US 12,462,018 B2
System and method for detecting poisoned training data based on characteristics of updated artificial intelligence models
Ofir Ezrielev, Be'er Sheva (IL); Amihai Savir, Newton, MA (US); and Tomer Kushnir, Omer (IL)
Assigned to Dell Products L.P., Round Rock, TX (US)
Filed by Dell Products L.P., Round Rock, TX (US)
Filed on Dec. 29, 2022, as Appl. No. 18/147,773.
Prior Publication US 2024/0220608 A1, Jul. 4, 2024
Int. Cl. G06F 21/55 (2013.01); G06N 3/096 (2023.01)
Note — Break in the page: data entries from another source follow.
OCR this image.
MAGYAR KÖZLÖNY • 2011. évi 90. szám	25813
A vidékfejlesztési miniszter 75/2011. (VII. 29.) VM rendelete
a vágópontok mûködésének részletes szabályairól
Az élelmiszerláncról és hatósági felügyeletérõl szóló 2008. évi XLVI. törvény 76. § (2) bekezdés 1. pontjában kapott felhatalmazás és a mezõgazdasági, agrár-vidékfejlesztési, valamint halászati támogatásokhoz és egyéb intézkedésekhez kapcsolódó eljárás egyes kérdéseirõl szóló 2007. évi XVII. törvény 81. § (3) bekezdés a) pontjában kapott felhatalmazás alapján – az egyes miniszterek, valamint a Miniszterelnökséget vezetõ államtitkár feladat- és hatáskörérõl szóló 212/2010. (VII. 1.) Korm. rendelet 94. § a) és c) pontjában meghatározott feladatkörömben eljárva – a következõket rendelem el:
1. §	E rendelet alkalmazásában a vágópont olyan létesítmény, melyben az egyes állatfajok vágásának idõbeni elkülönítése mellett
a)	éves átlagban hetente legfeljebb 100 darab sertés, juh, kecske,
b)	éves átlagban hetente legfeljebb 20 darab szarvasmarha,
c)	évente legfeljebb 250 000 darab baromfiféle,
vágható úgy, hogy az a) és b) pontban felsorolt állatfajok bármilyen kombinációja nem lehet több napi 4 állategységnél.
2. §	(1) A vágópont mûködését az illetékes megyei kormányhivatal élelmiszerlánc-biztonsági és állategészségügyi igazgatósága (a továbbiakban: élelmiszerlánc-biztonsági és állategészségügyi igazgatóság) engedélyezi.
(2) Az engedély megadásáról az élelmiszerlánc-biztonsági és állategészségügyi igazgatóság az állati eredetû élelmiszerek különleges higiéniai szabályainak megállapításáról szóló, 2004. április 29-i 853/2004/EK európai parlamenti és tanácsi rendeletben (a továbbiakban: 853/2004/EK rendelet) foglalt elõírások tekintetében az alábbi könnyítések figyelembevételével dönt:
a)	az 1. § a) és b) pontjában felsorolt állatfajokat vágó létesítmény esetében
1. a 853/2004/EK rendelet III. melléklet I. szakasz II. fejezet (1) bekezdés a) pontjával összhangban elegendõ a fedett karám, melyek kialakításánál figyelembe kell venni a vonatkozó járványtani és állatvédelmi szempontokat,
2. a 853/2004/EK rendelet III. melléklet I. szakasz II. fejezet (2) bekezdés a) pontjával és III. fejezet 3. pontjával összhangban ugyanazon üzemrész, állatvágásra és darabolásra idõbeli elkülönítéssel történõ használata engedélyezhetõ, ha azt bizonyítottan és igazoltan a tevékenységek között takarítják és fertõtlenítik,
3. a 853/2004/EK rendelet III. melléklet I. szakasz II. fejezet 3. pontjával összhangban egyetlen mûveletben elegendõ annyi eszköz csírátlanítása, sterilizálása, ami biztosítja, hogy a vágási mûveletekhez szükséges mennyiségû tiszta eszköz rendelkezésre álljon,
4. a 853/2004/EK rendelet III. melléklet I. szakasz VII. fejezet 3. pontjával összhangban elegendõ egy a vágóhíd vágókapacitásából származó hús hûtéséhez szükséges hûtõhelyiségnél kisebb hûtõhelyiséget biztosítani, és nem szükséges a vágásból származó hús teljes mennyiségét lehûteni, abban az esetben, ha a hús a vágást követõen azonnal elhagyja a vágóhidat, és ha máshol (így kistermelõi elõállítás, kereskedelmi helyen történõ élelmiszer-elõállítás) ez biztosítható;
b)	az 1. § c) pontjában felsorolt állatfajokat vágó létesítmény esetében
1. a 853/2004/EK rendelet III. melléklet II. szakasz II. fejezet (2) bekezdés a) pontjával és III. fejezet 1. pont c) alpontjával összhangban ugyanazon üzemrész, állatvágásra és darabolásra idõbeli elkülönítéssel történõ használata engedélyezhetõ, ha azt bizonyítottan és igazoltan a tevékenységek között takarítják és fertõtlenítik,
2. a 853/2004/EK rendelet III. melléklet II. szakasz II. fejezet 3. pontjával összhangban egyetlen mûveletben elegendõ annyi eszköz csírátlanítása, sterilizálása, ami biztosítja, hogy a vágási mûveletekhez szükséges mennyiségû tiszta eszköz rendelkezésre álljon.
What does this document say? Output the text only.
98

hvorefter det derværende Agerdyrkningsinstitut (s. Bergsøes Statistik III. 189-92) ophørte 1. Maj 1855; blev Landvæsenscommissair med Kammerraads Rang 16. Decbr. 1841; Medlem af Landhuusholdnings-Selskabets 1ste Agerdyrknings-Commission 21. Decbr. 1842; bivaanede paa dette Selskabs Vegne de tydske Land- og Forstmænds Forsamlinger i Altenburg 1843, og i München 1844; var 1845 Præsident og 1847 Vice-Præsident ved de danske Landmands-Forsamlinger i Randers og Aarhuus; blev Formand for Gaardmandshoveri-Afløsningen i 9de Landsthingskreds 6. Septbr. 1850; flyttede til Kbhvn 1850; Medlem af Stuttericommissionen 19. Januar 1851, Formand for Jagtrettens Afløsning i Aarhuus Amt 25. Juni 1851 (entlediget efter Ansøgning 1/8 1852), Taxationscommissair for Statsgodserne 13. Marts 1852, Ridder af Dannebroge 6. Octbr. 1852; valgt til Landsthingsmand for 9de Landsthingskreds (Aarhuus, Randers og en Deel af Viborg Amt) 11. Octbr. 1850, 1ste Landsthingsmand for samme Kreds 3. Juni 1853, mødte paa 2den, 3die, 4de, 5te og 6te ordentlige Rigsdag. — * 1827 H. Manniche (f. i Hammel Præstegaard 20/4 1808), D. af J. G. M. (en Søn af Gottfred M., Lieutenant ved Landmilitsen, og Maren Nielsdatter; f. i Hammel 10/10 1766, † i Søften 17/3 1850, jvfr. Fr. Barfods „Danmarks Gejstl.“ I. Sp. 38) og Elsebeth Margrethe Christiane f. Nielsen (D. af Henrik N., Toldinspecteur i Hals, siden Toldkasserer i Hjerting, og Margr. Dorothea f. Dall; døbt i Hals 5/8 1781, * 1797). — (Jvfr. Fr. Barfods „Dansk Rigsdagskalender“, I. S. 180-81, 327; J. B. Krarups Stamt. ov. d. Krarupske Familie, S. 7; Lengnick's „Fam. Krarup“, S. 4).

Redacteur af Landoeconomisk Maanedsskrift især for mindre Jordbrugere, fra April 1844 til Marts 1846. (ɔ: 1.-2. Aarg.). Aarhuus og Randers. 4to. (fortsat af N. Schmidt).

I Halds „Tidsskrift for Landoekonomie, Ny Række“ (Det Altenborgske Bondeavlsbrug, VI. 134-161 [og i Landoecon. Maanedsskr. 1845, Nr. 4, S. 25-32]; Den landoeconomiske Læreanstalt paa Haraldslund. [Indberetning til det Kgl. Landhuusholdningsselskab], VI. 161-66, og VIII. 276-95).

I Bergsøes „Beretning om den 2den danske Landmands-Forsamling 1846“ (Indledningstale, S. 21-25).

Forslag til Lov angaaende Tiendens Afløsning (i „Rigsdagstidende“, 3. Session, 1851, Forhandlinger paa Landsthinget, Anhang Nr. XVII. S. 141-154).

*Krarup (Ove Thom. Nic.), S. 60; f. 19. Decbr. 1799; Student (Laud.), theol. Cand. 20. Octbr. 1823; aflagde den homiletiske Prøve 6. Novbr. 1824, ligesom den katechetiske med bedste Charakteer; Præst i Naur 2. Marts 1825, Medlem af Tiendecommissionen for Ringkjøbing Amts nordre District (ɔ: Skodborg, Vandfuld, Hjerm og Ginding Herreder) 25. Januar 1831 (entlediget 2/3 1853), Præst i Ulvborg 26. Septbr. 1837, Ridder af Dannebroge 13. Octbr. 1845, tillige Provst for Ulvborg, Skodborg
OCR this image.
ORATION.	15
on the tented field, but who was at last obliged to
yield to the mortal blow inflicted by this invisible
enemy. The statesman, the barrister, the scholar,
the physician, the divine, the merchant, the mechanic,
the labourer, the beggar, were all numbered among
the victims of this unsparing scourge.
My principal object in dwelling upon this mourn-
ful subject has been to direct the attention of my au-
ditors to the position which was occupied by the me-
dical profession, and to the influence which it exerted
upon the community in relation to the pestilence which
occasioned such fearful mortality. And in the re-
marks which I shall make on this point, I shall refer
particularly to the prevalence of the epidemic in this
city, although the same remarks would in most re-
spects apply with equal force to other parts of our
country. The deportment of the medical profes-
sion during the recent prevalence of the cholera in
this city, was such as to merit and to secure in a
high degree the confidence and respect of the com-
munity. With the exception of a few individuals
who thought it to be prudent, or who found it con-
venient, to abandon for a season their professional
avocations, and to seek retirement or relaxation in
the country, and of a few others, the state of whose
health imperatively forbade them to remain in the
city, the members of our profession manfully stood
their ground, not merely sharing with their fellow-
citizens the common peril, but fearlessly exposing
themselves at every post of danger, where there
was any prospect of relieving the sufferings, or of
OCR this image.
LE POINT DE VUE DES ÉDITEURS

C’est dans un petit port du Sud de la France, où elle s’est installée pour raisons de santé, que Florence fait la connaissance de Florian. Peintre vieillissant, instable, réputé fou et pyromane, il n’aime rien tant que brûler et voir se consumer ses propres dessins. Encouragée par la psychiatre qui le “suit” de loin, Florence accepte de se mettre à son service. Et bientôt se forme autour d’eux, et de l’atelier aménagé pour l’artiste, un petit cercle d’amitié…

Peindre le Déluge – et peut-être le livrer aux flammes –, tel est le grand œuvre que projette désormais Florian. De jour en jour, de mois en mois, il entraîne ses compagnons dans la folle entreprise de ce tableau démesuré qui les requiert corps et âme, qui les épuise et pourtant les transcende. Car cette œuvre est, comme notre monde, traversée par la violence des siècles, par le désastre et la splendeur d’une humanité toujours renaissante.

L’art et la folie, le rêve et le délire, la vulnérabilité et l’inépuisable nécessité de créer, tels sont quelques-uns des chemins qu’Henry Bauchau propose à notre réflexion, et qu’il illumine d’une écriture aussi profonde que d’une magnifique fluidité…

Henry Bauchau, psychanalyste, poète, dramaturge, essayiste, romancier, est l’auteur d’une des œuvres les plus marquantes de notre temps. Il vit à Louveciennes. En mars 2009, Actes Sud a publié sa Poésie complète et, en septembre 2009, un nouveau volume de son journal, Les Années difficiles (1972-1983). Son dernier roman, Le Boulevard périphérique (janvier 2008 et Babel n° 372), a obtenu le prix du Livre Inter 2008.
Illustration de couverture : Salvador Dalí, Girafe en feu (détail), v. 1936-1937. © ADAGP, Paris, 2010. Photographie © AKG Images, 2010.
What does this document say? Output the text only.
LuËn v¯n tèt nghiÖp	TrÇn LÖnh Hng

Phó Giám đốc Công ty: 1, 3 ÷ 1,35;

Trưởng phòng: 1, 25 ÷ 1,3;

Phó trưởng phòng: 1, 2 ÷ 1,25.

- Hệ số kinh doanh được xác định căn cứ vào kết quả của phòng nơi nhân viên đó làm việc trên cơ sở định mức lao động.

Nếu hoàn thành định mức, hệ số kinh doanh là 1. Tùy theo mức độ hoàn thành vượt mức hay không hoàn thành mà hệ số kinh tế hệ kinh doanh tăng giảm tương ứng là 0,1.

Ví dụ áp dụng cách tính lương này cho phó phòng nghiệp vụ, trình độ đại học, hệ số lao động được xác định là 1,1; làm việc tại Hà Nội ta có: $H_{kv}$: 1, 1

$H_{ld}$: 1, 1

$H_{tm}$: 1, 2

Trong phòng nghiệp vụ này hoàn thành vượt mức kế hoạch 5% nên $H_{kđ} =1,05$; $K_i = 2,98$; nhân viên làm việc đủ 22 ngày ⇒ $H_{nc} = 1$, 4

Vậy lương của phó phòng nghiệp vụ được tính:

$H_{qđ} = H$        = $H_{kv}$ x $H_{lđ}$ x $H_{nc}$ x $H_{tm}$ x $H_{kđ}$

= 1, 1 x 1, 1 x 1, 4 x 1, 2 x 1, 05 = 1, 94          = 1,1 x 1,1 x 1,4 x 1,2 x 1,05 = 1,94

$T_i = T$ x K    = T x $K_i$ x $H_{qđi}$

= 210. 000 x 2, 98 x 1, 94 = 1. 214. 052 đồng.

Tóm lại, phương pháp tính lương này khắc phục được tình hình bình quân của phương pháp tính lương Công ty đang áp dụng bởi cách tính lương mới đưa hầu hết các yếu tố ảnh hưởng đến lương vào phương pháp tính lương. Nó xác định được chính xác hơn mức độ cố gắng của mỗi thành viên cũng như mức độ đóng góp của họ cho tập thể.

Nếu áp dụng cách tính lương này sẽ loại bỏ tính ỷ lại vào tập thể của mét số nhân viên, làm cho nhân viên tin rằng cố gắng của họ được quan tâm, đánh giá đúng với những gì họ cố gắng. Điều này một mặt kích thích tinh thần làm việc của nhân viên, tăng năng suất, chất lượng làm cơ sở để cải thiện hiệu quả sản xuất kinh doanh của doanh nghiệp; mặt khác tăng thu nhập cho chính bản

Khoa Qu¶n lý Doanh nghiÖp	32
CPC G06F 21/55 (2013.01) [G06N 3/096 (2023.01)] 20 Claims
OG exemplary drawing
 
1. A method for managing an artificial intelligence (AI) model, the method comprising:
obtaining a second instance of the AI model, the second instance of the AI model comprising a first portion being trained using a known good set of training data and a second portion being trained using a suspect set of training data, and obtaining the second instance of the AI model comprises:
performing a transfer learning process using the suspect set of training data and a first instance of the AI model to obtain the second instance of the AI model, the first instance of the AI model previously being trained, at least in part, using the known good set of training data, and the transfer learning process comprises:
obtaining the first instance of the AI model;
freezing a first portion of the first instance of the AI model to obtain a partially frozen AI model; and
training the partially frozen AI model using the suspect set of training data to obtain the second instance of the AI model;
performing an analysis of the second instance of the AI model to obtain a quantification, the quantification indicating a likelihood that the suspect set of training data comprises poisoned training data;
making a determination regarding whether the quantification exceeds a quantification threshold;
in a first instance of the determination in which the quantification exceeds the quantification threshold:
treating the suspect set of training data as comprising the poisoned training data; and
in a second instance of the determination in which the quantification does not exceed the quantification threshold:
treating the suspect set of training data as not comprising the poisoned training data.